Investment trusts gathered around £2.3bn inflows in the first quarter of this year despite the closure of a number of large funds, according to QuotedData figures.
Money raised in the first three months of the year were 35 per cent higher compared to £1.7bn raised in the same period last year, but around £2.2bn flew from the market due to the closing of the M&G High Income, New City Energy and Duet Real Estate Finance trusts.
The infrastructure and specialist property sector, in particular, dominated the list of funds raising money.
Of these trusts, HICL Infrastructure’s issue was three times oversubscribed, QuotedData says.
BioPharma Credit was the largest fund IPO so far in 2017 raising $761.9m.
QuotedData research director James Carthew says in the first quarter of the year investors are looking at income from investments with lower than average correlation with equity markets.
He says: “BioPharma Credit, which lends money to healthcare companies backed by royalty payments, was the largest IPO of the first quarter. This is a whole new area for the investment companies sector and a good sign that the sector is still innovating, refreshing itself and keeping itself relevant.
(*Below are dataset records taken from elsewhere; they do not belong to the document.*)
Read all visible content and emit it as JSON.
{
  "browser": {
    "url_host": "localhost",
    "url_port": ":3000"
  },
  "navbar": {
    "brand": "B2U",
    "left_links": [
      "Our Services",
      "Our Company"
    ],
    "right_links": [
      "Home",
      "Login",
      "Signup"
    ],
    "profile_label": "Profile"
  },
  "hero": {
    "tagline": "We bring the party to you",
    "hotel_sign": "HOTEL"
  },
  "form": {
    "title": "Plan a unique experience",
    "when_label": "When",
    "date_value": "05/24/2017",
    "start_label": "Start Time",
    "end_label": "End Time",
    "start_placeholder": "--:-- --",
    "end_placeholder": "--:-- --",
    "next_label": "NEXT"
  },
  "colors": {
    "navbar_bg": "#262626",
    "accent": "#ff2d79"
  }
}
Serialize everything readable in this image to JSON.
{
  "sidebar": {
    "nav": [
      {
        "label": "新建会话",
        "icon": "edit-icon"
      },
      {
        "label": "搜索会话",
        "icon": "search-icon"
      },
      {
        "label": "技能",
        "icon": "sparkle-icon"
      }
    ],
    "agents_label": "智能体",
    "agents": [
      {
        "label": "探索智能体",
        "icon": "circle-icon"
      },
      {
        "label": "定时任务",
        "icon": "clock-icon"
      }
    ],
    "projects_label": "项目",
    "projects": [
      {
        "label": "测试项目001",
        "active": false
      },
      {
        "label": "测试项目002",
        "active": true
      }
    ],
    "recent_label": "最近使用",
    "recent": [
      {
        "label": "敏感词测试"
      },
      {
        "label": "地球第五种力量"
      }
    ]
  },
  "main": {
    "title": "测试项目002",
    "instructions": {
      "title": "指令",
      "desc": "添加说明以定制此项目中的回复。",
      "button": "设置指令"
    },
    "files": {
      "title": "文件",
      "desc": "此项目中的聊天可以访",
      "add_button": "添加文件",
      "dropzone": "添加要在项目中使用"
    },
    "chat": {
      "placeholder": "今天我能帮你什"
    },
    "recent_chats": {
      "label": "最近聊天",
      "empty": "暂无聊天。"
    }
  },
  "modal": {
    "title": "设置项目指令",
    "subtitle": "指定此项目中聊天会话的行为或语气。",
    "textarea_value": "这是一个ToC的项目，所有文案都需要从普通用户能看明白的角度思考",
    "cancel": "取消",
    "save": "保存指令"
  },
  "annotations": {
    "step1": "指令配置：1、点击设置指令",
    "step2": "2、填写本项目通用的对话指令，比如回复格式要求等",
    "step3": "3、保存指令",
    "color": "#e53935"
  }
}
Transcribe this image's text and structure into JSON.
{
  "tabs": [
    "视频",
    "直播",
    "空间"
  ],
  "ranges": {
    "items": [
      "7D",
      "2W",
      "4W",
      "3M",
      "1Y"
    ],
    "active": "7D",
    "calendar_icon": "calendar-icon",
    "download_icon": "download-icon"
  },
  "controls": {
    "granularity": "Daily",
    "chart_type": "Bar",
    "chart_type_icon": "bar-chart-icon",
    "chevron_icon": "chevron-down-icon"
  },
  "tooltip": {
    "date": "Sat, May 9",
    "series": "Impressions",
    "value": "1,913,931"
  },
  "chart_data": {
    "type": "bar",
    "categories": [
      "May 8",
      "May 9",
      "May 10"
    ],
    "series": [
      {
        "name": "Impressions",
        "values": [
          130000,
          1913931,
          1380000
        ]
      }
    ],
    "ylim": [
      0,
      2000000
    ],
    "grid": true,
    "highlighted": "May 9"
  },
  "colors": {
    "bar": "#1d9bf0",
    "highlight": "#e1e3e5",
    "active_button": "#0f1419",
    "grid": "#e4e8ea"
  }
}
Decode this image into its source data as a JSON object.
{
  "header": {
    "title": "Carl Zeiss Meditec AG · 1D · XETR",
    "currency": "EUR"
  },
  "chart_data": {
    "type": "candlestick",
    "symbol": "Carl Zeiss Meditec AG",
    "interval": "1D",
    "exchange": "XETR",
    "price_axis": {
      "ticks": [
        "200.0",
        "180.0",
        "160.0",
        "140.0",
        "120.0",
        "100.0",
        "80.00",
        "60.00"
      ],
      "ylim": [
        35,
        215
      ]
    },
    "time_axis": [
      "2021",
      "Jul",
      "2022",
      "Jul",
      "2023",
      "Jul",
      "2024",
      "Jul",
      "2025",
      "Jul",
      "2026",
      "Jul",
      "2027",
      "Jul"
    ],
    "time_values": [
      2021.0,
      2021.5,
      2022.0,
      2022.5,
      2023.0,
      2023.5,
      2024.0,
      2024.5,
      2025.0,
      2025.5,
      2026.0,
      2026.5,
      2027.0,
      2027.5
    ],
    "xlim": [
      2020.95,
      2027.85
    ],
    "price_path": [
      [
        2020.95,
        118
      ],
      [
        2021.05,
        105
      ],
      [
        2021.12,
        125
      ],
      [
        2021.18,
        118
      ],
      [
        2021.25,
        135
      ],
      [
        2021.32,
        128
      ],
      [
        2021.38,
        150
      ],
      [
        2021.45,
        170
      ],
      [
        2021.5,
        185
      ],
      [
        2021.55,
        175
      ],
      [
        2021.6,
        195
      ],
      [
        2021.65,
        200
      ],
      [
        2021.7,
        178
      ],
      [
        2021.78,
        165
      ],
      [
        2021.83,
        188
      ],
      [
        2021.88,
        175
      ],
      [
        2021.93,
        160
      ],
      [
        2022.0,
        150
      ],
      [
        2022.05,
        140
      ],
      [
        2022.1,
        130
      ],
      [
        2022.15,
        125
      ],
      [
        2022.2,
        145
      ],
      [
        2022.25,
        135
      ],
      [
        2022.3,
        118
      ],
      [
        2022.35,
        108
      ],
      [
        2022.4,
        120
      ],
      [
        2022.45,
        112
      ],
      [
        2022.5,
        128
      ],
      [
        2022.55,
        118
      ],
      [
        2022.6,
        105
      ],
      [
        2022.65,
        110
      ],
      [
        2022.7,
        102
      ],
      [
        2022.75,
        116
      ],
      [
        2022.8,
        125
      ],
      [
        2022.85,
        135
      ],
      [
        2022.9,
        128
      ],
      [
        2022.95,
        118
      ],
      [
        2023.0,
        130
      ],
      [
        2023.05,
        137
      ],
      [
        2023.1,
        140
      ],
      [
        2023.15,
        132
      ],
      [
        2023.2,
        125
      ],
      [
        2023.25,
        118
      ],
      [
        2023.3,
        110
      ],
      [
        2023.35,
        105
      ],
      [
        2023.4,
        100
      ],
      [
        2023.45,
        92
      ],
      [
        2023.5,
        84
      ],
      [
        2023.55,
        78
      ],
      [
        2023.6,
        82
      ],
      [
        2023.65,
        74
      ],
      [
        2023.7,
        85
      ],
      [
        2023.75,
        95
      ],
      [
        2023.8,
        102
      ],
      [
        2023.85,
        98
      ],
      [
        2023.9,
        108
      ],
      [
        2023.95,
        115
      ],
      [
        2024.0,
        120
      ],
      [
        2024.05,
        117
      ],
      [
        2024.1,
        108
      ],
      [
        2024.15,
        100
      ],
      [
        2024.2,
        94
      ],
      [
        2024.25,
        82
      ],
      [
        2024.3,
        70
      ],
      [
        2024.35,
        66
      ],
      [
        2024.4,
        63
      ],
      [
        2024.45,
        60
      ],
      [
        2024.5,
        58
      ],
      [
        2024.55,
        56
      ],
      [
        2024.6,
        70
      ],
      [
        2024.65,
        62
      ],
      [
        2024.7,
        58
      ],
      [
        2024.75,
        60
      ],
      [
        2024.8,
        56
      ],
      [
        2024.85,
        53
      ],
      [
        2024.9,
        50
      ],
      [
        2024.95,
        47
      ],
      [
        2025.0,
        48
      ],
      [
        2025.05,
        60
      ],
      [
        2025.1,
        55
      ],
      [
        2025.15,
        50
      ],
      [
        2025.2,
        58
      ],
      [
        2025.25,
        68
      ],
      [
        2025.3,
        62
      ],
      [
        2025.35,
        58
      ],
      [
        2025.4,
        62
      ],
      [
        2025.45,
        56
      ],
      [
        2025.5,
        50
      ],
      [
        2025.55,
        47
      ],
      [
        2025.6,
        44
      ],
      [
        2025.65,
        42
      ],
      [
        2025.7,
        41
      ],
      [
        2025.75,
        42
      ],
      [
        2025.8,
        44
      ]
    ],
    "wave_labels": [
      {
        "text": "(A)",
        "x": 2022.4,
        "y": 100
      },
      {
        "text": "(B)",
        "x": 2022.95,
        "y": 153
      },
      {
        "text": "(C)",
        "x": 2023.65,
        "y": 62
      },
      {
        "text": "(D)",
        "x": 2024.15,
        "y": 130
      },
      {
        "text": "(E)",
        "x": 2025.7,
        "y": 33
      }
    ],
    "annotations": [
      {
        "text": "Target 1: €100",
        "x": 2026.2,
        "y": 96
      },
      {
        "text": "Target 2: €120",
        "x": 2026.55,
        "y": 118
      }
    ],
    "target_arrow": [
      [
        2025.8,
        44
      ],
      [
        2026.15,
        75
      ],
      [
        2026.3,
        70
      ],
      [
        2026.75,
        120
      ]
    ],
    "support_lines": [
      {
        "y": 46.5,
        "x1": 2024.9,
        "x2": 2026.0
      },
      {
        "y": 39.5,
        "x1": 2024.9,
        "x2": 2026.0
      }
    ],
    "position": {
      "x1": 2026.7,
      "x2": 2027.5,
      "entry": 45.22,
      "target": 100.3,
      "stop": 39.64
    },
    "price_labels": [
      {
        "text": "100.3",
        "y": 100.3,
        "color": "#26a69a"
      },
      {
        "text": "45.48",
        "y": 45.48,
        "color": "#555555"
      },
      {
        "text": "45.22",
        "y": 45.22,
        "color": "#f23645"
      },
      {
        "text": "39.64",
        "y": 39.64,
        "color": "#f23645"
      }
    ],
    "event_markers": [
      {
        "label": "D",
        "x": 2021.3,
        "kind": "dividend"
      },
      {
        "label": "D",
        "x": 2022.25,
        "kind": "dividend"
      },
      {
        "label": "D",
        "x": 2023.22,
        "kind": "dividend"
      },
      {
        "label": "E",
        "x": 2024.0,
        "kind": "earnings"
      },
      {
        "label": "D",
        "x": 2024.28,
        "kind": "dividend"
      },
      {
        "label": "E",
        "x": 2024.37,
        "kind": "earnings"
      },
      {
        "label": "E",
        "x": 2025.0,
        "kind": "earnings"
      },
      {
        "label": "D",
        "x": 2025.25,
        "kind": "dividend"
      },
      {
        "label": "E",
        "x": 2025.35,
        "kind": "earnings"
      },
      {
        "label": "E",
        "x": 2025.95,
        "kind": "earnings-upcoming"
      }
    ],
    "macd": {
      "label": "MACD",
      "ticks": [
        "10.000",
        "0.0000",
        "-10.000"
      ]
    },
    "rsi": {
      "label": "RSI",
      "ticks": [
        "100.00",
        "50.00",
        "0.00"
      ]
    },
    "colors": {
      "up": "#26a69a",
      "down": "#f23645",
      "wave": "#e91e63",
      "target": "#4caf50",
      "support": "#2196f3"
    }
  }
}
It helped the sector expand in a quarter when more equity focused funds such as Alliance and Scottish Investment Trust were shrinking.
“The infrastructure funds investing in PFI type deals proved popular. The money they have raised has, largely, been put to work quite quickly and so they’ll be back for more if they can. Specialist REITs are also in demand. Student accommodation fund, GCP Student Living, has been around for a while but we also saw the launch of two new funds, Impact Healthcare REIT which is investing in care homes, and LXi, which is building a diverse portfolio of long leasehold property.”